Theodore had still been working late at the tutoring center—quiet, always diligent, always alone. He had been keeping his cycle in check, careful and measured like he always was. But that night, something went wrong. Something shifted too early, too strong. His body turned on him.
And Damian hadn't been there.
No one had been.
Except the alpha next door.
Some private client's son, someone who worked in the same building. Young, unbonded, and opportunistic. Theodore had stumbled out of the tutoring center in a haze, sweat-soaked and trembling, his scent thick in the air. Desperate and unstable. His suppressants had failed. The instincts too loud to fight.
And the alpha had followed. Coaxed him, probably cornered him. By the time someone called Damian, it was already over. Theodore was seen leaving an apartment building—head down, shirt wrinkled, a hand pressed to his chest like he was trying to hold himself together.
The media had pounced.
The news had spread like wildfire.
"Omega Caught in Heat Scandal—La Cosa CEO's Name Dragged into Elite Drama"

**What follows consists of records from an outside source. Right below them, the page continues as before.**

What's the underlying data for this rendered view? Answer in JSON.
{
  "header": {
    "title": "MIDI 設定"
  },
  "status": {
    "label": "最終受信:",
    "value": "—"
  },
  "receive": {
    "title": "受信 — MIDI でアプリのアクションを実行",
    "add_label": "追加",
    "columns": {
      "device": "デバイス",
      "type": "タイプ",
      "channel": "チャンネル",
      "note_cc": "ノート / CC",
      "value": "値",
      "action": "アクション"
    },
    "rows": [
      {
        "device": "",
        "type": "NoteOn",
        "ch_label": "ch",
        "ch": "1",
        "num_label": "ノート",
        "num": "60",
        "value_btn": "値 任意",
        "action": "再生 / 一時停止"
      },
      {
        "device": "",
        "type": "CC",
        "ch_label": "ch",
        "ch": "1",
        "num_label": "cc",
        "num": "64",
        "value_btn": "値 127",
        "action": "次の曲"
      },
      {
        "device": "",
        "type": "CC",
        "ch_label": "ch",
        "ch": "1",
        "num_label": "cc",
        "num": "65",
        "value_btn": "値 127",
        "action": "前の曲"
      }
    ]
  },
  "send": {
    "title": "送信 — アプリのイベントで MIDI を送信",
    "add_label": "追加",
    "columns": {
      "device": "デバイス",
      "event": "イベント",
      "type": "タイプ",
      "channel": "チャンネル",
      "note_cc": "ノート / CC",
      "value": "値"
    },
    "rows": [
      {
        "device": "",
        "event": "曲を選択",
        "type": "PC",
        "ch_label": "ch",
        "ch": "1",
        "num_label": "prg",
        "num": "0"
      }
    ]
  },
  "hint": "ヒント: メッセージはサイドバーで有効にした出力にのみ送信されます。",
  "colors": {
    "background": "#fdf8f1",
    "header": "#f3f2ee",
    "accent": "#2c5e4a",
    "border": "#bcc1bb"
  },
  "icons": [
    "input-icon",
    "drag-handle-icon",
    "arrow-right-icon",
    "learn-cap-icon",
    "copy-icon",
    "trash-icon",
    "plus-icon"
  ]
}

The media had eaten it alive. Paparazzi photos. Blurred headlines. And Damian—cold, proud, furious Damian—hadn't said a word. Not to Theodore. Not to the press. Just turned away, shut the door further between them, pretending like it didn't matter.
Even when it broke him.
Even when he knew—knew—that it wasn't Theodore's fault. That instincts had overpowered him, alone and in pain, and some opportunistic alpha had been there to take advantage. But pride was a harder chain to break than logic.
And after that, their already distant relationship became even more distant. Damian staggered back a step from the table now, breath shallow.
It was tonight.
Right now, somewhere across the city, Theodore was alone again. And this time. He wouldn't let it happen again. Damian grabbed his coat and keys with a clarity he hadn't felt in days. Plans could wait. Preparations could be paused.
Theodore mattered more.
Damian's footsteps echoed sharply across the marble floors as he crossed the villa. He didn't bother double-checking the locks, didn't glance at the monitors or the neatly stacked emergency kits by the door. For once, they didn't matter.
He opened the door to the chill night air and slipped into his car, breath tight in his throat. The engine roared to life beneath his hands, but his grip on the steering wheel was iron steady. His pulse wasn't.
Please, he thought, Please let me be early enough this time.
Damian's jaw clenched as he turned onto the narrow street where the tutoring center sat wedged between an old bookstore and a bakery. It looked the same. It always did. Small. Quiet. Warm lights still glowing from inside. He parked in the shadows across the street, gaze locked on the building.
No other scents in the air. No other alphas nearby. Not yet.
Good.
Damian stepped out of the car and crossed the street fast, heart hammering. He was barely through the door when he smelled it fully. His instincts kicked in so violently he almost staggered.